The Walk of Genes

After creating my Walk of PI, based on this famous paper, I thought about creating a similar visualization, but this time using genes. This has been done before, using different algorithms. Here, I’ll create a “walk of genes” using D3.js and a simple JavaScript algorithm.

If you are unfamiliar with the “walk of PI” or are too lazy to click the link, this is the basic concept: in the middle of the blank canvas sits one pixel. This pixel will move according to the sequence of nucleotides of a given gene: if the nucleotide is A, it will move up. If the nucleotide is T, it will move down. G makes the pixel move right and, finally, C makes it move left. So, reading all nucleotide sequence of a given gene, we’ll create a path on the canvas. This is the “walk” of that gene.

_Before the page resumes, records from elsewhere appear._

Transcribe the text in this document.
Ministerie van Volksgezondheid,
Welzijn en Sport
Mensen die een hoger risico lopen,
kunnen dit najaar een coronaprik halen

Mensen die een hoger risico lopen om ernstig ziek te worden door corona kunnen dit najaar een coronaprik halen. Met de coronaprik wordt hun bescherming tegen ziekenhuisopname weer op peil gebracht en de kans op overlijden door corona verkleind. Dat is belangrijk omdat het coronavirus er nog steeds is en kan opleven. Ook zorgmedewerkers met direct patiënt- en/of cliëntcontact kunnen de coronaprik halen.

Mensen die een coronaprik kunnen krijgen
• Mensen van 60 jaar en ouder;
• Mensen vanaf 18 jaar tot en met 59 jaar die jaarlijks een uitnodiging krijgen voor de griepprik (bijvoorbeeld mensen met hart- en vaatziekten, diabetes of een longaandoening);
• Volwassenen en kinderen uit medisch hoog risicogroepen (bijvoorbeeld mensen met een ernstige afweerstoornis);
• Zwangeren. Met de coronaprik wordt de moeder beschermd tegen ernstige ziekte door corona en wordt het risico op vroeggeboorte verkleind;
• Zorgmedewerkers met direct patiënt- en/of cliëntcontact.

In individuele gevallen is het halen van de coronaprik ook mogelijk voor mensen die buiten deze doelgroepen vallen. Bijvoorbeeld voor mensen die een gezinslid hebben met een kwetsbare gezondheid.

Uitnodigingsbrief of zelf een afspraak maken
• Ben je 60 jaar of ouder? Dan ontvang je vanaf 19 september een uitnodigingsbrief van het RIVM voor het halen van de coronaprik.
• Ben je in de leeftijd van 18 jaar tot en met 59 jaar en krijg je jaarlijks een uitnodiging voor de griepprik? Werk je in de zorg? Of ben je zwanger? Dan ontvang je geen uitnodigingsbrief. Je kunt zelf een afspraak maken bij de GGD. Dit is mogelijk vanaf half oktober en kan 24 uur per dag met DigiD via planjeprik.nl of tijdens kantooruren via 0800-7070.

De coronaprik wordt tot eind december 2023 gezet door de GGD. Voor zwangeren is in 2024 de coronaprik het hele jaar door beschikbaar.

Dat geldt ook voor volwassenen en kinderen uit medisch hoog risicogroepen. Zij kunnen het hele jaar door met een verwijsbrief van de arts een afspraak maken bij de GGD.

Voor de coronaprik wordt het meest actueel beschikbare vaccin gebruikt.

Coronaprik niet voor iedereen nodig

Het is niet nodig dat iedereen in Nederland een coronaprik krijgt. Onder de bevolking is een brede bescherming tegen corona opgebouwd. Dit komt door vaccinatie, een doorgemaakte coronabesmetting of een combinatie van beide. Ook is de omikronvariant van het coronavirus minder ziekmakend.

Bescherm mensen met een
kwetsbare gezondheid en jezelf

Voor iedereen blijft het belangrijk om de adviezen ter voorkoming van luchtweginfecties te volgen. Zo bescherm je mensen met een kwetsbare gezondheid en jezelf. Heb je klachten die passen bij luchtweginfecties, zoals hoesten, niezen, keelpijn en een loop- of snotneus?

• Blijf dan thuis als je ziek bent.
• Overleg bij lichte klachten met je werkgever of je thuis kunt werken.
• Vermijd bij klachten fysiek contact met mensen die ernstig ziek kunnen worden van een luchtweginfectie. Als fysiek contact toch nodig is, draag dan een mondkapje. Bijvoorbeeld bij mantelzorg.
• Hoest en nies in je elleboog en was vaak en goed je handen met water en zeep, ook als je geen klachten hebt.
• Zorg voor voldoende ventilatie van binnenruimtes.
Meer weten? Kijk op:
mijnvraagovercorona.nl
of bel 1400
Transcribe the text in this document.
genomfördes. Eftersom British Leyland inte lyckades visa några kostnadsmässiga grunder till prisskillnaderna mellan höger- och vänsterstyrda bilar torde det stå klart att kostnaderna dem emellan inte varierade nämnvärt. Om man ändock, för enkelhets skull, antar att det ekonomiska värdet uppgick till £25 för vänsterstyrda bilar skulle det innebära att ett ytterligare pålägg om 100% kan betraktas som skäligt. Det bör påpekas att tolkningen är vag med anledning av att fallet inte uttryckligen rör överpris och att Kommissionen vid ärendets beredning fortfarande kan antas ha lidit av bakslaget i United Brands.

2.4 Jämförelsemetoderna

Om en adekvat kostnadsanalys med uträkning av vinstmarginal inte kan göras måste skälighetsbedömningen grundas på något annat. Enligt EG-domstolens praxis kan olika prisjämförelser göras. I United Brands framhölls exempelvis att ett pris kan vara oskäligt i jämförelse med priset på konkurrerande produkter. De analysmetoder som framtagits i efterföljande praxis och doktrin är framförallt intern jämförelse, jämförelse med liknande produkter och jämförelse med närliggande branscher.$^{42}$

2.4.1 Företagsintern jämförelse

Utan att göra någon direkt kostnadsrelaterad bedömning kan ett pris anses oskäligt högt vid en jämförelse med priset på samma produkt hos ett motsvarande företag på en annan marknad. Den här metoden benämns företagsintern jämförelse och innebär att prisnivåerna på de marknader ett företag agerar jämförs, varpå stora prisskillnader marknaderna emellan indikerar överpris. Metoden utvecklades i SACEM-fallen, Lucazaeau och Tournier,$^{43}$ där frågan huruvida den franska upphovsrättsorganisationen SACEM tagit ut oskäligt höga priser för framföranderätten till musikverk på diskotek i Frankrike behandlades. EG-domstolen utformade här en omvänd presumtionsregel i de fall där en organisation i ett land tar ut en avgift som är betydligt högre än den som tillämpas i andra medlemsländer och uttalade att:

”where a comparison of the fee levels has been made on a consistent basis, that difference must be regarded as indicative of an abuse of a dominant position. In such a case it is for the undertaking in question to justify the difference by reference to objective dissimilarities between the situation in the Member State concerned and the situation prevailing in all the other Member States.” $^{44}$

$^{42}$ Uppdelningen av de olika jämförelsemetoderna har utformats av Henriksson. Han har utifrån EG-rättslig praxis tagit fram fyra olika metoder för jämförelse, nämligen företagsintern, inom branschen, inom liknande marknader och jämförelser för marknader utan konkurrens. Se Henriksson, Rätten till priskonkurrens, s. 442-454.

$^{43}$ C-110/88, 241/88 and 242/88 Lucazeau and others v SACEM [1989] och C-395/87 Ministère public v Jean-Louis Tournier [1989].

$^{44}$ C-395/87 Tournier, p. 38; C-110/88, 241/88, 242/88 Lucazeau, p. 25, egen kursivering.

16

I chose the genes for four famous human proteins: haemoglobin, collagen, myosin and albumin. For reducing the size of the walk, only the exons are analysed, that is, the nucleotide sequence provided here is not the actual gene, but the sequence that produce the functional mRNA. Use your mouse or trackpad to zoom and drag the path, and click “reset zoom” to, well, reset zoom. Hover the path to check each nucleotide and its position. When the walk finishes, click “draw again” to restart the walk.

1. Hemoglobin, α1 chain

Hemoglobin is an intracellular quaternary protein, which in adults has two α chains and two β chains. The α chain gene, called HBA1, has 824 nucleotides (counting only the exons). This is its walk:

2. Collagen, type I

Collagen is the most abundant protein in human body. Actually, there are several different proteins called “collagen”. This is the walk of Type I Collagen, whose gene (COL1A1) has 6728 nucleotides (counting only the exons).

3. Myosin II

Myosin is a motor protein. In its quaternary structure, myosin is composed of a pair of myosin heavy chains (MYH) and two pairs of nonidentical light chains. This is the walk of myosin’s heavy chain, whose gene (MYH1) has 1881 nucleotides (counting only the exons).

4. Serum Albumin

Serum albumin is the main plasma protein. The serum albumin gene, called ALB, has 2264 nucleotides (counting only the exons). This is its walk:


Additional information

This is how I made it: Just like in the "Walk of PI" I first loaded a string with the gene sequence and, after that, I created an array with all the letters of the gene:

var gene = data.geneName;
var digitsofgenes = gene.split("");

Then I created a rule describing how the pixels should move: A is up, G is right, T is down and C is left. This is pretty much arbitrary, but I kept the Watson-Crick pairs on opposite sides. Given x1, x2, y1 and y2 for the lines, this is the rule:

if (digitsofgenes[i] ==  "A") {
	y2 = y1 - 1; x2 = x1;
	} else if (digitsofgenes[i] ==  "T") {
	y2 = y1 + 1; x2 = x1;
	} else if (digitsofgenes[i] ==  "G") {
	x2 = x1 + 1; y2 = y1;
	} else if (digitsofgenes[i] == "C") {
	x2 = x1 - 1; y2 = y1;
	} else { 
		return; 
	}

After each line being appended, the final coordinates are the initial coordinates for the next line:

x1 = x2;
y1 = y2;

Also, each “move”, that is, each new nucleotide changes the colour of the line according to an RGB rule: red is up, blue is down-left and green is down-right. Using the variables “r”, “g” and “b”:

var color = d3.rgb(r, g, b);

My next project is creating a version of this walk in which the user is able to type (or copy) any given gene sequence.